Moody's also noted that the Medicaid redetermination process is close to halfway complete. As of early November, at least 10.1 million Medicaid enrollees have been disenrolled. About 71% were disenrolled for procedural reasons, and many will be re-enrolled when the paperwork is completed. As Moody's expected, this is somewhat reducing the earnings growth rate of the health insurers it rates, but it's only one of several drivers of this trend.
Moody's expects that most of the disenrolled patients will re-enroll in the individual market or in employer-based insurance. The redetermination process should be completed sometime around May 2024.
Among other findings, MA utilization remained high in Q3. MA utilization spiked in Q2, primarily as a result of outpatient procedures; the trend stabilized in Q3, but didn't get better. The companies have been able to incorporate this trend into pricing for next year, said Moody's. Centene was an exception, with a lower MA medical loss ratio in Q3 2023 versus last year.
THE LARGER TREND
Overall, the 2023 outlook for health insurers is stable, despite Moody's forecast of slower EBITDA growth in the mid-to-high single digit range, down from 12% in 2022. The company's outlook was based on reduced membership as a result of Medicaid redeterminations and the impact of a possible recession on commercial membership.

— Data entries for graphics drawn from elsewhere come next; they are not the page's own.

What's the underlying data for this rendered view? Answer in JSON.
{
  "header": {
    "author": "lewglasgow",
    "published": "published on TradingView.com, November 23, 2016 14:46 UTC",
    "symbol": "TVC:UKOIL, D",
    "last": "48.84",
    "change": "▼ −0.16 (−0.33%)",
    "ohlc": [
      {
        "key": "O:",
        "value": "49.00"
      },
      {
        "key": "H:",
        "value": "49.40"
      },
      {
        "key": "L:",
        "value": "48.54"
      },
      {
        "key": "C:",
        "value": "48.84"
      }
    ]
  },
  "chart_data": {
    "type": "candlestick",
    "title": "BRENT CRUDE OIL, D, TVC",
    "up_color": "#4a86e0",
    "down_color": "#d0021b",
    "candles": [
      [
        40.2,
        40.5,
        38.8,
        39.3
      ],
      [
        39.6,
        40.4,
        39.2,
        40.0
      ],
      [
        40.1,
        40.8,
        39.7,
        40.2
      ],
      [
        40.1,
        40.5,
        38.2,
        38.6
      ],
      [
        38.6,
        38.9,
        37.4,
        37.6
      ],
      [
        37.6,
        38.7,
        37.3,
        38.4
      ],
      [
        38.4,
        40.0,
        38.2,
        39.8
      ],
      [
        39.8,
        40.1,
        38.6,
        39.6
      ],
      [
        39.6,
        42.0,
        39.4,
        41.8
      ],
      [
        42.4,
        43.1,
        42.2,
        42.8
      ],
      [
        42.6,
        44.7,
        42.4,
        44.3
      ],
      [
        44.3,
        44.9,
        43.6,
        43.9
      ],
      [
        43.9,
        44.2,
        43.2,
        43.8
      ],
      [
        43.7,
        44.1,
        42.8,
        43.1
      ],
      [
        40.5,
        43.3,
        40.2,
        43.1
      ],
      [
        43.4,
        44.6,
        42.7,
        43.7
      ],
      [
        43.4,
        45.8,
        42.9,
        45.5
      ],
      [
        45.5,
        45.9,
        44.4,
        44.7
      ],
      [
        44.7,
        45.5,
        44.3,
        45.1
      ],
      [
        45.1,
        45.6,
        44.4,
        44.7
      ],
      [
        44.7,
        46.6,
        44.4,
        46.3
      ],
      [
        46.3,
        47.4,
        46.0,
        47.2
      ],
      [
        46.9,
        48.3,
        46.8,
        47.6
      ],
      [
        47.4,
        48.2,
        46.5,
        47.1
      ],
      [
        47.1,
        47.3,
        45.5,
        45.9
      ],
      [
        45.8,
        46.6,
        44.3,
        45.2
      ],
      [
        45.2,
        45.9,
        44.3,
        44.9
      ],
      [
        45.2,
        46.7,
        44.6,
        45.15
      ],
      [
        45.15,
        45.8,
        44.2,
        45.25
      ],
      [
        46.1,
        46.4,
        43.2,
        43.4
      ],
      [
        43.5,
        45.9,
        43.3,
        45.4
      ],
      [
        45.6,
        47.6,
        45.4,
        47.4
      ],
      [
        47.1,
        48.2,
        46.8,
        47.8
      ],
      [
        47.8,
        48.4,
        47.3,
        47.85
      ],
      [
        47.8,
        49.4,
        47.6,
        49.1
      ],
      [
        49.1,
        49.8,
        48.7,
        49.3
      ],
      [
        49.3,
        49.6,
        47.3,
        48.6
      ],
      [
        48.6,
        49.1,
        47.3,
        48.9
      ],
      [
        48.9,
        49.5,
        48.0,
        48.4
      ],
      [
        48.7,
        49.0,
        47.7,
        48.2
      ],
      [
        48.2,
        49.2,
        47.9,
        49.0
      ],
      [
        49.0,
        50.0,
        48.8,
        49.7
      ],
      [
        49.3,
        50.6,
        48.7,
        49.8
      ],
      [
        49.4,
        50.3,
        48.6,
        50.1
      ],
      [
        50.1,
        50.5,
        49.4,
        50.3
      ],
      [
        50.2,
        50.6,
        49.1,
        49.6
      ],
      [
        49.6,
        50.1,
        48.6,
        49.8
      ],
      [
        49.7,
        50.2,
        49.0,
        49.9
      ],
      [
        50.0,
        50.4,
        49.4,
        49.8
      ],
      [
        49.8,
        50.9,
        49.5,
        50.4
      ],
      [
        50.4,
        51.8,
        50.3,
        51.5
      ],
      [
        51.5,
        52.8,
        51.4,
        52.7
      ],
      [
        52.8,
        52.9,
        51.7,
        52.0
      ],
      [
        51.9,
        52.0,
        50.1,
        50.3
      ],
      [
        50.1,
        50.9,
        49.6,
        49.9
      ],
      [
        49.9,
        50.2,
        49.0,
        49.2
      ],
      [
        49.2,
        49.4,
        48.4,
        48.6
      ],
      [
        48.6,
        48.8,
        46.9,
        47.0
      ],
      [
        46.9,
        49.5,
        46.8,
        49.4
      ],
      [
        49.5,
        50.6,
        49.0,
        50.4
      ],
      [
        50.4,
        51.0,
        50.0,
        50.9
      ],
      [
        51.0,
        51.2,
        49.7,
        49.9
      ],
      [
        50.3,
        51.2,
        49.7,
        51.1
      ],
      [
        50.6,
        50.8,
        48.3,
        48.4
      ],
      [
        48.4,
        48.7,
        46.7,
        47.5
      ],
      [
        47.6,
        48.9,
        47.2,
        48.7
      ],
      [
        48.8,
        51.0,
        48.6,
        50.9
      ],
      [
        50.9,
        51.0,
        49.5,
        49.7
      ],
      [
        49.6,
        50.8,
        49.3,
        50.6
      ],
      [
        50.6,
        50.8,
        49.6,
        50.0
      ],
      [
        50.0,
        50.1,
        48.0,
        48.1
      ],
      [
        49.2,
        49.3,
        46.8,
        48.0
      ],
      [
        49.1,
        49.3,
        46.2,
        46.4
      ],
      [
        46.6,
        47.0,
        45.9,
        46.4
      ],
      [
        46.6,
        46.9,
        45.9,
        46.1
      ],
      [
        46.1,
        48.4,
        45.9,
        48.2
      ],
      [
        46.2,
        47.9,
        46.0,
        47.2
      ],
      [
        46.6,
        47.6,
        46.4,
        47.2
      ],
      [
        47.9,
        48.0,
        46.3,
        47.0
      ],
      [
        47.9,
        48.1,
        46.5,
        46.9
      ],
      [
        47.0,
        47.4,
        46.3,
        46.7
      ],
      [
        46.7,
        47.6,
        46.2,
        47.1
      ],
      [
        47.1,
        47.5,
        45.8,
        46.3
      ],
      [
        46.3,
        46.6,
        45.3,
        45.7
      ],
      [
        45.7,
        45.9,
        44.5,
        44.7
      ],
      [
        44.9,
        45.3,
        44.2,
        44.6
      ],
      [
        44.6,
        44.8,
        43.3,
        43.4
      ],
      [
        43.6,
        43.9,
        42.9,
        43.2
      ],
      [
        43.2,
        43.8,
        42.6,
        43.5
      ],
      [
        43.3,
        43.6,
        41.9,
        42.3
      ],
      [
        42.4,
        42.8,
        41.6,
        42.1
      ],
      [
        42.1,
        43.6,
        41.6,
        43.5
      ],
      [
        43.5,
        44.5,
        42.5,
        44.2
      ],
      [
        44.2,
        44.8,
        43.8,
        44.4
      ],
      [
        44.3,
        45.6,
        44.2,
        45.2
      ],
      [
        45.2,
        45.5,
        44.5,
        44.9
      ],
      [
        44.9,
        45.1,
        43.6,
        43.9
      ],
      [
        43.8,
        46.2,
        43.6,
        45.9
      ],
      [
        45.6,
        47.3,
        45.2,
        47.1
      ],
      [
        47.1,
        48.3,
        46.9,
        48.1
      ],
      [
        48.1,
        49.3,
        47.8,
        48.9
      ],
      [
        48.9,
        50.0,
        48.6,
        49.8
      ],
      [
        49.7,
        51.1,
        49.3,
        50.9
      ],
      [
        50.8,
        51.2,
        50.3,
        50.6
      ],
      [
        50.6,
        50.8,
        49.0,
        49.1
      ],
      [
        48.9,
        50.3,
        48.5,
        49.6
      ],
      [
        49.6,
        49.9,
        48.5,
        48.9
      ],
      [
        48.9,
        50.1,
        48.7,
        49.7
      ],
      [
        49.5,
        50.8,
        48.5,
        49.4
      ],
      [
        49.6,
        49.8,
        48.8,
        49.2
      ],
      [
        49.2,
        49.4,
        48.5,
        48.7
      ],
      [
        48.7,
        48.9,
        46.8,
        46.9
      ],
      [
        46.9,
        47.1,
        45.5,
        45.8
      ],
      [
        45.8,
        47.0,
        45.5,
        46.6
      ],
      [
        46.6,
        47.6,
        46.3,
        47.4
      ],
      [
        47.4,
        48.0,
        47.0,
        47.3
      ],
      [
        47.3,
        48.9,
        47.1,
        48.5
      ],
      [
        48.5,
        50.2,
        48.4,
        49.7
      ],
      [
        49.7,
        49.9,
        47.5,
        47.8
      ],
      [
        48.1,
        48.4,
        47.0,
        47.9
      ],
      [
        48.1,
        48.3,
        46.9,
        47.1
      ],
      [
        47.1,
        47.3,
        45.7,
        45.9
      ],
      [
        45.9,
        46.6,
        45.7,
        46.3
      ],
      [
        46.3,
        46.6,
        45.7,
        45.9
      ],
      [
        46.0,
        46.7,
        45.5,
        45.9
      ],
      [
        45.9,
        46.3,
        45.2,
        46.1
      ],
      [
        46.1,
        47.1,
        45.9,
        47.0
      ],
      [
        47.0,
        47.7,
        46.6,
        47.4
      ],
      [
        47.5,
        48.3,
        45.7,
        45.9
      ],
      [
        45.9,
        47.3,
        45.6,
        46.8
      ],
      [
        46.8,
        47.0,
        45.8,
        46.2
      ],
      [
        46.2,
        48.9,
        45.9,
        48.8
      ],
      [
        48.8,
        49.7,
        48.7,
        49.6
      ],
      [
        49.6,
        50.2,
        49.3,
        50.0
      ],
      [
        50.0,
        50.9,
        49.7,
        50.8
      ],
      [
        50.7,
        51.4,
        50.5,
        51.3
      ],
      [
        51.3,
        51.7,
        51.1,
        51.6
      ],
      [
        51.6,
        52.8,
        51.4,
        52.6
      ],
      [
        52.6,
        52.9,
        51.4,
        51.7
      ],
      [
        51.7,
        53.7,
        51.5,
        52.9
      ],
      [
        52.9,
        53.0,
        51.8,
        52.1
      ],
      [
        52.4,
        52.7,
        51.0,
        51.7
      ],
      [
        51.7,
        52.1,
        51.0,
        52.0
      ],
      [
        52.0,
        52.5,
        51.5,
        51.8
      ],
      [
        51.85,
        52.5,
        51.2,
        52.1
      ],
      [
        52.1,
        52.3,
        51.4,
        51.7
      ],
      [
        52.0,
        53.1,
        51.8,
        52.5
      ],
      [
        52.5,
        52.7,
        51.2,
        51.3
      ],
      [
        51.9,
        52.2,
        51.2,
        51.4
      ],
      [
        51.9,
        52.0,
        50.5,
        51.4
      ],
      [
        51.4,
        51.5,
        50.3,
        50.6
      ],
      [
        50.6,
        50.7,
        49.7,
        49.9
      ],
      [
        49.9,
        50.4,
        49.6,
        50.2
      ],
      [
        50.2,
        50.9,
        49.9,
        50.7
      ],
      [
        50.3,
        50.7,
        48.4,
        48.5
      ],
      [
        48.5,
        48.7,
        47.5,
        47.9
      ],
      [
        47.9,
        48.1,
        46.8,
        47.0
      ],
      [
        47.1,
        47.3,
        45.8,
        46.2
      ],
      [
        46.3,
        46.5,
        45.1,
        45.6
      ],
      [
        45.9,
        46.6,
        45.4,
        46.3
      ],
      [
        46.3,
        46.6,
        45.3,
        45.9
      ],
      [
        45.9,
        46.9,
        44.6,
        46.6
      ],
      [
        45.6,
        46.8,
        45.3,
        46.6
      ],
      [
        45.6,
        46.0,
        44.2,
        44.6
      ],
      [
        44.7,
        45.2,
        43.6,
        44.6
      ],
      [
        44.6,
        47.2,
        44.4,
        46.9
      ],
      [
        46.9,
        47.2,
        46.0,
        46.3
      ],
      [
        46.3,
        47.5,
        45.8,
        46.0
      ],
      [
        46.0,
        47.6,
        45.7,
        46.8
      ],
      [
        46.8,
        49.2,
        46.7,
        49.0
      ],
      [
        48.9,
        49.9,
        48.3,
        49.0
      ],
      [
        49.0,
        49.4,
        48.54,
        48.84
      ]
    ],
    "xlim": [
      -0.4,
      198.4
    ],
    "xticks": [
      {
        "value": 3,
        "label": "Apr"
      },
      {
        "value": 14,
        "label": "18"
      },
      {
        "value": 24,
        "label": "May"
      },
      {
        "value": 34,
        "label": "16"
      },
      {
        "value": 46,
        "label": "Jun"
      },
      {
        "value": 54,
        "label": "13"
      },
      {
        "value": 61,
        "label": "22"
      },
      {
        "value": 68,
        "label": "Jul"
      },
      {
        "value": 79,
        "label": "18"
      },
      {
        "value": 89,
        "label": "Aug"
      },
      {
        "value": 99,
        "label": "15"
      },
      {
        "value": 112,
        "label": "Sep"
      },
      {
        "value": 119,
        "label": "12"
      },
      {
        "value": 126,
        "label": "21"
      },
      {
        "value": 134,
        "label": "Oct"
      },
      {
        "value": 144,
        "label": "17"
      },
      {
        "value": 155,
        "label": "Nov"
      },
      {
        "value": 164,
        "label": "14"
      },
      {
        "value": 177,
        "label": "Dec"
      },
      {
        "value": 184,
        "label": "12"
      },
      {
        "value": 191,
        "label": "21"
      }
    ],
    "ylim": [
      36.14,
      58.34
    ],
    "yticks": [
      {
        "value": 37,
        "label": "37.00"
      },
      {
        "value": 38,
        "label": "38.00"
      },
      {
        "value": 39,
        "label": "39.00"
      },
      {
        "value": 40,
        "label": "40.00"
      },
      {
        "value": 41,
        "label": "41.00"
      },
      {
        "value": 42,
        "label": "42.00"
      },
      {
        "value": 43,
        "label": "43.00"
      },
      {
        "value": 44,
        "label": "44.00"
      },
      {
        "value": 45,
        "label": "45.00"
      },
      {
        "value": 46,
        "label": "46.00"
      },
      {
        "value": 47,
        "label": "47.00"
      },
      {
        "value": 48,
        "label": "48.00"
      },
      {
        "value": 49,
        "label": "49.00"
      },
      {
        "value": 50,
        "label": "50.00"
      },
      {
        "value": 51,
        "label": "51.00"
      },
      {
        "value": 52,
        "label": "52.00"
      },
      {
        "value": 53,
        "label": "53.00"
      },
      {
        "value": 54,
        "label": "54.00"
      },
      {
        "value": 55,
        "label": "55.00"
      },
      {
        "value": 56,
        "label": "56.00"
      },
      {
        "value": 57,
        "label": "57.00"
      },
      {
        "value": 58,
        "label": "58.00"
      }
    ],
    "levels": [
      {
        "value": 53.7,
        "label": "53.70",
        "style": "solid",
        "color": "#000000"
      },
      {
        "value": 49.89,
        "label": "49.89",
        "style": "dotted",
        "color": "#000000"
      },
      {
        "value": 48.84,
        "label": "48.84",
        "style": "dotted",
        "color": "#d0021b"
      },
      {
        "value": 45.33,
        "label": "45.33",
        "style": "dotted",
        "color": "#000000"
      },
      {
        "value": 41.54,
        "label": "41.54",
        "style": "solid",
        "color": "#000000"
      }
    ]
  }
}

But with no recession this year, commercial membership has been better than expected, though its growth has been offset by higher-than-expected MA utilization.
Although Medicaid redeterminations are underway, their impact so far has been relatively small. Year-to-date EBITDA growth through September 30 was 10.6%, but only 4% excluding the benefit of improved net investment income, which was driven by higher interest rates. Meanwhile, Moody's had expected incremental improvement in individual market results, and the individual market is performing even better than originally forecast.